Macy spoke on Tuesday night at a book signing event hosted by Bards Alley Bookshop at 1st Stage theater in Tysons. Macy’s newest book is Raising Lazarus, a sequel to her 2018 book, Dopesick: Dealers, Doctors and the Drug Company That Addicted America, on which a Hulu limited series is based. While Dopesick documented the causes and effects of the opioid crisis, Raising Lazarus focuses on harm reduction – “activists, volunteers and outreach workers… innovated treatment regimens on manila envelopes, broke rules when they needed to, and butted heads with bureaucrats who refused to humanely treat those who had been most neglected, over the longest time, simply because of the stigma that adheres to drug use,” writes Macy.

Sheriff Stacey Kincaid
Sheriff Stacey Kincaid

The CAF, which is featured in Raising Lazarus, was created in 2013 after the Atwood family lost their son and brother Chris to an accidental overdose at age 21. Ginny Atwood Lovitt is an activist who spearheaded the unanimous passage of three Virginia state laws that pioneered community-based access to Narcan for all Virginia residents and collaborated on a team that advocated for three more state laws increasing the health and safety of people impacted by substance use. In a partnership with the Sheriff’s Office, the CAF provides Peer Recovery Specialists to support inmates with substance use disorders and recovery housing scholarships to help them upon release. Shelly Young is the CAF Director of Programs and the mother of a young adult in recovery. Working closely with the Sheriff’s Office, Young facilitates family learning and reunification in Sheriff Kincaid’s Striving to Achieve Recovery (STAR) program in the ADC.

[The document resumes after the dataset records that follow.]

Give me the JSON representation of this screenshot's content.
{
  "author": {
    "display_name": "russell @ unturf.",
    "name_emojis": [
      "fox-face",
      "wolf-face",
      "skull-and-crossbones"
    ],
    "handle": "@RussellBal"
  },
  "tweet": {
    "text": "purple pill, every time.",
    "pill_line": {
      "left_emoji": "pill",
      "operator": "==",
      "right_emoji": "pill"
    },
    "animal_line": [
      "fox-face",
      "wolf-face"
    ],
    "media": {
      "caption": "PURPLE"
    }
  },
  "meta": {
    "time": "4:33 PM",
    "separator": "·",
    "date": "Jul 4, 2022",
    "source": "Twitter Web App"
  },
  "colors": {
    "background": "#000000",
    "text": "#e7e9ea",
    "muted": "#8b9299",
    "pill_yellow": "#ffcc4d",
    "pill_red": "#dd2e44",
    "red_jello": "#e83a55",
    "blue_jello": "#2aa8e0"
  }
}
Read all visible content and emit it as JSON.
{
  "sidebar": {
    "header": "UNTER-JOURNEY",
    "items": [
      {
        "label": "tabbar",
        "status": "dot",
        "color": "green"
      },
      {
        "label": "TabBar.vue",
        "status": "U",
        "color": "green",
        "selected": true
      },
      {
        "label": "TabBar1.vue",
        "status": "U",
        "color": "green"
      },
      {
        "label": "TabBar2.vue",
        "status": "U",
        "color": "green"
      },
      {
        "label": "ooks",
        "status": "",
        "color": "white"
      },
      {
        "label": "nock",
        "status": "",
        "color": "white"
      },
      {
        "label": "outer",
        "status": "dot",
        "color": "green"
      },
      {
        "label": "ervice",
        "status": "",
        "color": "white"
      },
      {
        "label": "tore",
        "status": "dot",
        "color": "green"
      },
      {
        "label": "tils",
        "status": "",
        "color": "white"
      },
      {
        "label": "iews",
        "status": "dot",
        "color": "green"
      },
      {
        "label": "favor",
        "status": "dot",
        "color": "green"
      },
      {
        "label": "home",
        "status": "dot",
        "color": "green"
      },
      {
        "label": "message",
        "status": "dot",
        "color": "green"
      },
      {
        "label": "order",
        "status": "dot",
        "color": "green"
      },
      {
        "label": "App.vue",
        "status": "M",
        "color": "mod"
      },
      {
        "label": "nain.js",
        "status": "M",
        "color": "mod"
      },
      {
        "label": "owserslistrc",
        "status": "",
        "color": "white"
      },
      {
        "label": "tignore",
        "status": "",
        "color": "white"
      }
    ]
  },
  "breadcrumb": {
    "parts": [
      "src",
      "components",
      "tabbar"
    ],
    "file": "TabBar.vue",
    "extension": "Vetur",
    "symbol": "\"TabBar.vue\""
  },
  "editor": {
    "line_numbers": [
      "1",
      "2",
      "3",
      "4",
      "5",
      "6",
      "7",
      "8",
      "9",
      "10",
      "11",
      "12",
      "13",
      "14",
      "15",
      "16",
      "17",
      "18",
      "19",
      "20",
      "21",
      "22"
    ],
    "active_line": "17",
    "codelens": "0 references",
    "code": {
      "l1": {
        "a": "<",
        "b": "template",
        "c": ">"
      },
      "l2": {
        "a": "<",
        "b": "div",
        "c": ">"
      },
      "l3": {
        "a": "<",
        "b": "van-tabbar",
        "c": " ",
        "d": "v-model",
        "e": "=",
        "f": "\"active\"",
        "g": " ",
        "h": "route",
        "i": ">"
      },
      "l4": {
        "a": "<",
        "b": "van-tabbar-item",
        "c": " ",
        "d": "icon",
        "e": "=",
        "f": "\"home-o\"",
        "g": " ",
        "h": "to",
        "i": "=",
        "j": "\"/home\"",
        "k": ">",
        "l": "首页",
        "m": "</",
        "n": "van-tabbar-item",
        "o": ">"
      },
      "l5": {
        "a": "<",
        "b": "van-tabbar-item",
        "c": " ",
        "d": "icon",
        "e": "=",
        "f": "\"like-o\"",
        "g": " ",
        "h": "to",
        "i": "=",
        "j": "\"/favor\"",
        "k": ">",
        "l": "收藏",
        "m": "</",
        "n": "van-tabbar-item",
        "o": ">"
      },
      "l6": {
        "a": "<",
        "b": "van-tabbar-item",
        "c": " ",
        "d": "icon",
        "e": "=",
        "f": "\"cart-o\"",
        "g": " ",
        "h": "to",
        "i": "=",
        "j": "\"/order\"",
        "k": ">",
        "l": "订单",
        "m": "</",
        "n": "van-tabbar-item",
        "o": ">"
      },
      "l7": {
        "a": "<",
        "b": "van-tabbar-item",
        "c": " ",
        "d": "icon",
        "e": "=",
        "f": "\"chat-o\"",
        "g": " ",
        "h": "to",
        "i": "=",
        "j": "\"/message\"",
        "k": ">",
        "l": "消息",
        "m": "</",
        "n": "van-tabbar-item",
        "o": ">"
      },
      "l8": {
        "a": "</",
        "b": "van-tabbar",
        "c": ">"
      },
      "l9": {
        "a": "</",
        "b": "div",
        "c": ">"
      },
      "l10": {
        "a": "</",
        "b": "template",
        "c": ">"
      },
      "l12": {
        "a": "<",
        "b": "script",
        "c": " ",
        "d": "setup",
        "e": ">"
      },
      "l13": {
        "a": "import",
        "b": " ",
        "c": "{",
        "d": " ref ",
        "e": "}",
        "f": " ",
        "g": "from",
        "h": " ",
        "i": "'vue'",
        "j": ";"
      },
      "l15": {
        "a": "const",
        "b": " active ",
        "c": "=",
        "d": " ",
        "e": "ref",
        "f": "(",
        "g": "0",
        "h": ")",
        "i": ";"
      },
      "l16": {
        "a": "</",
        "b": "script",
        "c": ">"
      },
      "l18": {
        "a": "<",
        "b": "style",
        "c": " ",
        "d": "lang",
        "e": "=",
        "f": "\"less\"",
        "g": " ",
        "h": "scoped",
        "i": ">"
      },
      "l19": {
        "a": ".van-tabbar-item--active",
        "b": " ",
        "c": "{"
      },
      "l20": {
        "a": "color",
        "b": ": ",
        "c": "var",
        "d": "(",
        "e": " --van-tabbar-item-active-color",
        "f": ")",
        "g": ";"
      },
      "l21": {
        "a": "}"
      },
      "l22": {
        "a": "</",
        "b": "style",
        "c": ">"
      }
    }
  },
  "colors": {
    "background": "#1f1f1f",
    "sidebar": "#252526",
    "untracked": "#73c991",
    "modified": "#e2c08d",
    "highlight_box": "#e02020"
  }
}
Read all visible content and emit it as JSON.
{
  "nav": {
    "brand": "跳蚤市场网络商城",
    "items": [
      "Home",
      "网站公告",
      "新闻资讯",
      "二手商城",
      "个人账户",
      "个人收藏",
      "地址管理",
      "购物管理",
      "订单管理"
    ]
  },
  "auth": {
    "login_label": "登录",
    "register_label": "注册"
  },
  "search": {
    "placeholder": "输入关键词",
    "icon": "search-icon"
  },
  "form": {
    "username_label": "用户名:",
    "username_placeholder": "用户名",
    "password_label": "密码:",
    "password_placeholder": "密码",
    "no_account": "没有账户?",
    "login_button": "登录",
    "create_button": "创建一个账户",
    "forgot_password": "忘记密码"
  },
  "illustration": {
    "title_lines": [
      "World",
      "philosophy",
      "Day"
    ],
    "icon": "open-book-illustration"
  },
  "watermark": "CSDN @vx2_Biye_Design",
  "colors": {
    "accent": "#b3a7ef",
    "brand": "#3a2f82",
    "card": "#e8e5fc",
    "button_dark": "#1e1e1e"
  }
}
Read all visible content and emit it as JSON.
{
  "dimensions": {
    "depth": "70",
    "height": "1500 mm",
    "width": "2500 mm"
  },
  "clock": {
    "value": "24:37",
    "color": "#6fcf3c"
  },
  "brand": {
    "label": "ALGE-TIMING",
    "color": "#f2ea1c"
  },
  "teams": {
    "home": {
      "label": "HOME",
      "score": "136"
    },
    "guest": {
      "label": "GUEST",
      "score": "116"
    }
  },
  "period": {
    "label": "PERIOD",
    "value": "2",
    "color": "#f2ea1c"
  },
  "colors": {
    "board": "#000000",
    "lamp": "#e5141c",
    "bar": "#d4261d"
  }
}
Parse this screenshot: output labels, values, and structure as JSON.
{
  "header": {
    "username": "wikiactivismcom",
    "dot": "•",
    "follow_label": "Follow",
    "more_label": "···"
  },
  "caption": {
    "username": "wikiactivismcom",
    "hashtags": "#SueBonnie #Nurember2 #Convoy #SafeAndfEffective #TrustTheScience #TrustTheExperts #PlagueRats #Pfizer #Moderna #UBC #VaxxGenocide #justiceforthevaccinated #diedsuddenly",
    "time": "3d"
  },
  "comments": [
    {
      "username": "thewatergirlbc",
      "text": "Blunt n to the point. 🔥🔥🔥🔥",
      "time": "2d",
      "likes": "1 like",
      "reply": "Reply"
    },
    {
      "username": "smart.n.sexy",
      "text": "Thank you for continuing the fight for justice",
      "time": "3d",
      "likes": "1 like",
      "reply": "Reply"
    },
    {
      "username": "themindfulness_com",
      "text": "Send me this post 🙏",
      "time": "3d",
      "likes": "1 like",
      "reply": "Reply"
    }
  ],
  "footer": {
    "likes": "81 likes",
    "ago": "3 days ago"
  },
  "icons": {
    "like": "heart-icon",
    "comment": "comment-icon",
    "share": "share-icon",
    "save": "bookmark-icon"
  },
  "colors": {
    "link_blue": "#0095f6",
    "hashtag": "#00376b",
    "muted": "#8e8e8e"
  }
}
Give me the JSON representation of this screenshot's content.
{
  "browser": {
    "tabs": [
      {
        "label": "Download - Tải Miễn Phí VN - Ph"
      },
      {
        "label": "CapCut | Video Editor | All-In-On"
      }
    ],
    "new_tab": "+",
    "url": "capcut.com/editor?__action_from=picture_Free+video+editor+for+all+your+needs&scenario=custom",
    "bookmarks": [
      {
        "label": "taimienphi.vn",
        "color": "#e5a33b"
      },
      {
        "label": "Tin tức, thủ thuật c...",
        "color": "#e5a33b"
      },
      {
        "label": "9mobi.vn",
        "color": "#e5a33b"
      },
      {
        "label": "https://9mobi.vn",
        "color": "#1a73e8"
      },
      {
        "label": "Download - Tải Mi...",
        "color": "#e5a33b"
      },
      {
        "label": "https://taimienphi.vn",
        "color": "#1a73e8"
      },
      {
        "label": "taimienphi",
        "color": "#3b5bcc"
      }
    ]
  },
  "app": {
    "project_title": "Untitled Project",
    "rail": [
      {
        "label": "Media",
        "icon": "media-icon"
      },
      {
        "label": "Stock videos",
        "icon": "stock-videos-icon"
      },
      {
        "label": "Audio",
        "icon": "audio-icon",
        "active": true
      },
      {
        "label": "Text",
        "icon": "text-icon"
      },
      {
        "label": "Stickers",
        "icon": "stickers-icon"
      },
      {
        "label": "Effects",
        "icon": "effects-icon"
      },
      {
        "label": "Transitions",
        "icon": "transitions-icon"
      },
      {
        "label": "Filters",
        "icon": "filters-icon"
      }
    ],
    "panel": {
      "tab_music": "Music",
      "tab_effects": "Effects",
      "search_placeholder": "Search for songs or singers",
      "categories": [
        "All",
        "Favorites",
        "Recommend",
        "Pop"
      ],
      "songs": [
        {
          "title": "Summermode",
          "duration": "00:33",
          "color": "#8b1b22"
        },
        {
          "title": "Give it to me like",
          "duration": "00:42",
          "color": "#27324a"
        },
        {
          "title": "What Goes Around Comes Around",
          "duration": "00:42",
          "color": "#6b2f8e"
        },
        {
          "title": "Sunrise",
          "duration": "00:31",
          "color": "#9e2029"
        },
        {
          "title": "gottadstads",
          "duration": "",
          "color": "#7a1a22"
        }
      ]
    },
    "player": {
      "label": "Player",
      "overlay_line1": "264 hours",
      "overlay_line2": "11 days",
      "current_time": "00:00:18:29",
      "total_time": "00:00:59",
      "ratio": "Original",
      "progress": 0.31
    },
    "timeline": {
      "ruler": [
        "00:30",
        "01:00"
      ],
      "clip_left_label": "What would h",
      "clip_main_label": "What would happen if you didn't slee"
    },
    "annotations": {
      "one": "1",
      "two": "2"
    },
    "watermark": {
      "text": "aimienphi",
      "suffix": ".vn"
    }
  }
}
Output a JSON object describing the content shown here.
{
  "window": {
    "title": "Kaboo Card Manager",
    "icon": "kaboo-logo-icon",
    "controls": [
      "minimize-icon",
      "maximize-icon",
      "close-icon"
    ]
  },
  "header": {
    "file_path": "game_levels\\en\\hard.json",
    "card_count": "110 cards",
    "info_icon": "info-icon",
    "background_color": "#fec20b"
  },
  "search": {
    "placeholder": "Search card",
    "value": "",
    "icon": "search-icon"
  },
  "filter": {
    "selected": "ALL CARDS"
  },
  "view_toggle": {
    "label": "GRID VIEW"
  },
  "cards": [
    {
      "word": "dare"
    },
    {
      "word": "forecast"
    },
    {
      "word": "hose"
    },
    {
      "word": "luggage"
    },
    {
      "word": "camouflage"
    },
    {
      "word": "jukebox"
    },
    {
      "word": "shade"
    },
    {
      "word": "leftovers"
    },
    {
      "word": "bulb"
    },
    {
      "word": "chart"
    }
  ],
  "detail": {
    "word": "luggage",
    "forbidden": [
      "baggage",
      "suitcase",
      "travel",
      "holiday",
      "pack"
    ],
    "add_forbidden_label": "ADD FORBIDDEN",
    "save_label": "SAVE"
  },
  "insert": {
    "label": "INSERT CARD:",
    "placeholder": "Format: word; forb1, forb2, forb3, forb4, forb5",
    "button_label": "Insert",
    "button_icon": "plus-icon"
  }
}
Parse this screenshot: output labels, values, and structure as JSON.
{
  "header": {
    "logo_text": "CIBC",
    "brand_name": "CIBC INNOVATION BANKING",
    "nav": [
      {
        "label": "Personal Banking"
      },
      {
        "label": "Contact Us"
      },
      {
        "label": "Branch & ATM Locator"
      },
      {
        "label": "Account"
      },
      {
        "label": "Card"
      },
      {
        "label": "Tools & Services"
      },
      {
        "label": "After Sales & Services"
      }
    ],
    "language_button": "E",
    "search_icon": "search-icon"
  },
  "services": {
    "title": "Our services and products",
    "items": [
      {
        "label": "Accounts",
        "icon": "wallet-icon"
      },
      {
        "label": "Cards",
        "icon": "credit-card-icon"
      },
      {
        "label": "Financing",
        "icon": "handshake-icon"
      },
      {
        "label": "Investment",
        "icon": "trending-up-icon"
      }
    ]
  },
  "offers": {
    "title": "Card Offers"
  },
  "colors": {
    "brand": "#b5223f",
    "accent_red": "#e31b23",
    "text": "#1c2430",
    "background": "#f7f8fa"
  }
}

Macy writes, “Those of us privileged enough to have social capital should urge gatekeepers in government, health care and law enforcement to study initiatives that are working elsewhere,” and she cites Sheriff Kincaid’s jail-based recovery programs as ones that should be replicated.

Sheriff Kincaid is quoted frequently by Macy:

“You don’t need bigger jails, and I’ve told the past two governors that,” said Kincaid, the county’s sheriff since 2013. “What you need are places where people can go and get their lives back.”